An interesting day of many different culture clashes yesterday:
Walking up Fetter Lane (where they are endlessly building breeding pods for lawyers and accountants) there is a glass fronted building that faces the old Rolls Building. If you stop a minute, and the light’s right, you can see the Rolls reflected across its entire surface – a gigantic plasma screen. It’s not a perfect mirror – there are the lines of the window frames and the odd internal light manages to catch a shadow and shines through incongruously. It reminds me of how I want to write – layers of old and new, meanings and symbols inter-twined. It also makes me wonder if a building could have a jacket would it go for the glass or the carved stone. Perhaps there’s something to be read from the fact that glass buildings don’t last – either metaphorically or literally.
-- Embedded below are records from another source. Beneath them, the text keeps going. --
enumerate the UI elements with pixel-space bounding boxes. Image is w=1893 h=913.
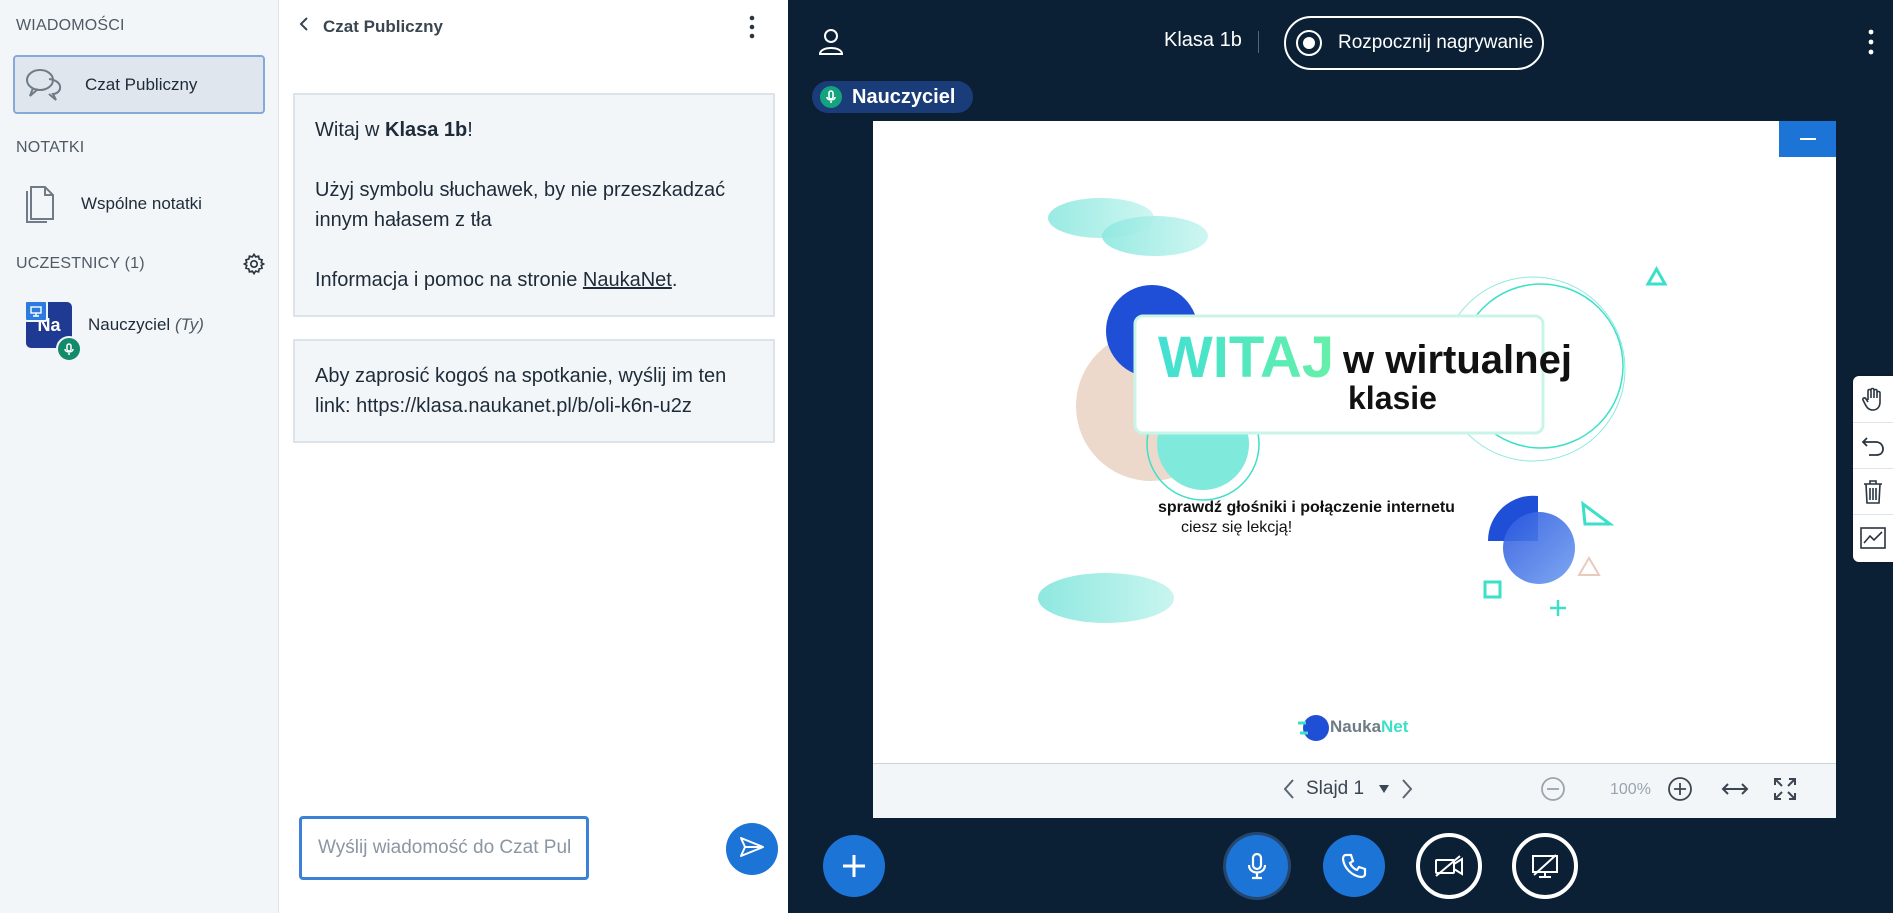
presentation-controls: Slajd 1 100% [873,763,1836,818]
mute-button[interactable] [1226,835,1288,897]
fit-width-icon [1721,783,1749,795]
deco-plus [1550,600,1566,616]
deco-triangle [1645,265,1668,286]
phone-icon [1341,853,1367,879]
multi-user-whiteboard-button[interactable] [1853,514,1893,561]
presentation-slide: WITAJ w wirtualnej klasie sprawdź głośni… [873,121,1836,763]
chat-back-button[interactable]: Czat Publiczny [299,16,443,37]
pan-tool-button[interactable] [1853,376,1893,422]
welcome-message: Witaj w Klasa 1b! Użyj symbolu słuchawek… [293,93,775,317]
microphone-icon [1248,852,1266,880]
mic-icon [56,336,82,362]
chevron-left-icon [299,16,309,37]
fullscreen-button[interactable] [1773,777,1797,801]
welcome-help: Informacja i pomoc na stronie NaukaNet. [315,269,678,291]
deco-blob [1102,216,1208,256]
chat-header: Czat Publiczny [279,0,788,56]
chat-panel: Czat Publiczny Witaj w Klasa 1b! Użyj sy… [279,0,788,913]
slide-witaj: WITAJ [1158,325,1334,390]
naukanet-logo-icon [1303,715,1329,741]
invite-message: Aby zaprosić kogoś na spotkanie, wyślij … [293,339,775,443]
share-screen-button[interactable] [1512,833,1578,899]
participant-name: Nauczyciel (Ty) [88,315,204,334]
send-message-button[interactable] [726,823,778,875]
fullscreen-icon [1774,778,1796,800]
share-webcam-button[interactable] [1416,833,1482,899]
options-menu-icon[interactable] [1868,28,1874,61]
sidebar-item-public-chat[interactable]: Czat Publiczny [13,55,265,114]
deco-triangle [1577,556,1601,576]
undo-annotation-button[interactable] [1853,422,1893,469]
slide-label: Slajd 1 [1306,778,1365,799]
slide-klasie: klasie [1348,380,1437,416]
slide-w-wirtualnej: w wirtualnej [1342,338,1572,382]
prev-slide-button[interactable] [1283,778,1295,800]
clear-annotations-button[interactable] [1853,468,1893,515]
title-divider [1258,31,1259,53]
zoom-out-icon [1541,777,1565,801]
naukanet-link[interactable]: NaukaNet [583,269,672,291]
undo-icon [1861,437,1884,456]
chevron-right-icon [1402,779,1413,799]
leave-audio-button[interactable] [1323,835,1385,897]
zoom-level: 100% [1610,781,1651,798]
user-list-panel: WIADOMOŚCI Czat Publiczny NOTATKI Wspóln… [0,0,279,913]
public-chat-label: Czat Publiczny [85,75,198,94]
record-label: Rozpocznij nagrywanie [1338,32,1534,53]
whiteboard-chart-icon [1860,527,1886,549]
minus-icon [1799,138,1816,140]
plus-icon [843,855,865,877]
slide-subtitle-2: ciesz się lekcją! [1181,519,1292,536]
minimize-presentation-button[interactable] [1779,121,1836,157]
chat-message-input[interactable] [299,816,589,880]
you-suffix: (Ty) [174,315,204,334]
presenter-icon [24,300,48,322]
messages-section-title: WIADOMOŚCI [16,17,125,34]
zoom-in-button[interactable] [1667,776,1693,802]
meeting-title: Klasa 1b [1164,29,1242,51]
notes-section-title: NOTATKI [16,139,85,156]
start-recording-button[interactable]: Rozpocznij nagrywanie [1284,16,1544,70]
sidebar-item-shared-notes[interactable]: Wspólne notatki [13,176,265,232]
chat-bubbles-icon [25,67,63,108]
user-list-toggle-icon[interactable] [818,28,844,61]
notes-document-icon [23,181,57,228]
slide-subtitle-1: sprawdź głośniki i połączenie internetu [1158,499,1455,516]
talking-indicator: Nauczyciel [812,81,974,113]
deco-blob [1038,573,1174,623]
fit-width-button[interactable] [1721,780,1749,798]
send-icon [739,836,765,863]
slide-artwork: WITAJ w wirtualnej klasie sprawdź głośni… [1038,198,1668,741]
invite-text: Aby zaprosić kogoś na spotkanie, wyślij … [315,365,727,417]
mic-icon [820,86,842,108]
slide-select[interactable]: Slajd 1 [1306,778,1390,800]
welcome-headset-hint: Użyj symbolu słuchawek, by nie przeszkad… [315,179,726,231]
camera-off-icon [1435,855,1463,877]
logo-text: NaukaNet [1330,717,1409,736]
next-slide-button[interactable] [1401,778,1413,800]
hand-icon [1862,387,1881,411]
annotation-toolbar [1853,376,1893,562]
deco-triangle [1581,500,1615,526]
shared-notes-label: Wspólne notatki [81,194,202,213]
participant-item[interactable]: Na Nauczyciel (Ty) [20,298,260,362]
trash-icon [1864,480,1882,504]
main-area: Klasa 1b Rozpocznij nagrywanie Nauczycie… [788,0,1893,913]
screenshare-off-icon [1532,854,1558,878]
record-icon [1296,30,1322,56]
zoom-in-icon [1668,777,1692,801]
zoom-out-button[interactable] [1540,776,1566,802]
deco-square [1483,580,1502,599]
participants-section-title: UCZESTNICY (1) [16,255,145,272]
chat-title: Czat Publiczny [323,16,443,36]
caret-down-icon [1378,778,1390,800]
actions-button[interactable] [823,835,885,897]
welcome-greeting: Witaj w Klasa 1b! [315,119,473,141]
gear-icon[interactable] [242,252,266,280]
talker-name: Nauczyciel [852,85,956,108]
chevron-left-icon [1283,779,1294,799]
chat-options-icon[interactable] [749,14,755,45]
deco-circle [1503,512,1575,584]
And then on to work, where the daily battle to ‘imagine’ takes place. There are days, especially sunny days like yesterday, where the notion that I do not create anything tangible is almost too much to bear. All day, most days, I talk and I think and I type. I manipulate bits of plastic held together by wires to change the sequence of photons on a screen and affect someone’s life in some way at varying degrees of emotional and physical distance. I rarely see the people I am (attempting to) impact on. They do not transact, by and large, with me (I can’t make simple ‘market’ judgements as to whether what I do is worthwhile or not – beyond remaining in employment). I do not hear them laugh, or clap or swear. I cannot step back from my work and take it home, or see it on a shelf or live in it or sit on it or eat off it or indeed, eat it. And I don’t mean this in an emo-sense – it’s just adjusting to living and working with ideas – I guess I had always expected to have a more direct link between my work and artefacts. Although, I guess, this Mac I’m typing on is some form of substitute or derivative of the ideas that I ‘sell’ to my employer, rather than to a publisher.
Ho hum. Humdrum. I hate having ‘it wasn’t supposed to be like this’ conversations. Always so pointless. Particularly when I’m talking with myself. And I’m not good at listening.
Which is why the second half of the day was so interesting. I snuck in at the back for the launch of ‘We-think‘ by Charlie Leadbeater, with a critique / well-mannered bun-fight with Andrew Keen, of ‘Cult of the Amateur’ fame. The latter was splendidly rude about lots of things. And spoke eloquently about among other things, the fetishisation of risk, the decline of state, Rousseau, silicon valley nonsense and the different forms of handcart we’re going to hell in. I don’t think he writes about Arsenal FC in his book, which Charlie does – but more on that later.
I’d already seen Andrew’s arguments by following his online trail over the last couple of days. And it was fun to be in a room full of people who would be twittering and blogging about this event (I counted at least five people whose blogs I’ve read in a work capacity there last night, and at least two were doing some form of live update).
Charlie says (sorry, always wanted to type that) that the web (and web 2.0 in particular) is an opportunity for creating a whole new way of looking at things, for innovation, for thinking of ourselves – ‘we think therefore we are’. On the night there were dissenters claiming that it fell short of ‘grand narrative’ or ‘philosophy’ because it did not address economics (and never have I felt closer to the 18th century than in typing those words) – but as much as I disagree with some of what Charlie says (through self-interest mainly) I think these people missed the point.
If the ‘old’ culture was about material things centred around the individual, then the ‘new’ culture is about ‘shared’ things in the collective. But there are still important ‘economic’ drivers, they are just not monetary ones – these are ‘kudos’, ‘ratings’ and ‘trust’. This is what the digital natives derive value from. Obviously at some point we have to convert that currency into one that buys beer tokens, but that can’t b too far off.
And it set me thinking, about what I want from life. It used to be a row of perfectly bound books with my name on them. And would e-books, or self-published books (I did my first POD project a few weeks ago on blurb.com) be the same? No. Unless, maybe, just maybe, I received a similar kind of satisfaction or substitute – and I don’t just mean sales. Maybe it is simply about having ‘fans’. Maybe it is as simple and basic as people saying ‘I like you’ (enough to comment / buy / send you a Facebook custard pie’).
Which is a bit chastening, in a sense, because I’ve always considered myself very much an island. And yet all I am doing is endlessly re-creating my own episode of Lost. :O)
And anyway, tying it back to earlier, it struck me that this clash of old and new has been re-enacted countless times throughout history, and is perhaps the closest I will get to the occluded front of innovation – if you’ll pardon the meteorogical pun. Because ultimately it’s not about me and my generation any more. It’s about the Wii-generation. Those that would rather play tennis in their living room on a screen, than with a ball in the rain outside. And this makes me wonder about sport, and religion and culture – but more on that another day.
Not so funny when I’m being serious, eh? Or perhaps that should read ‘when I’m taking myself too seriously’. La la la la la. I can’t hear you. Deaf in both headphones. Eat qwerty and hit F4. Smile.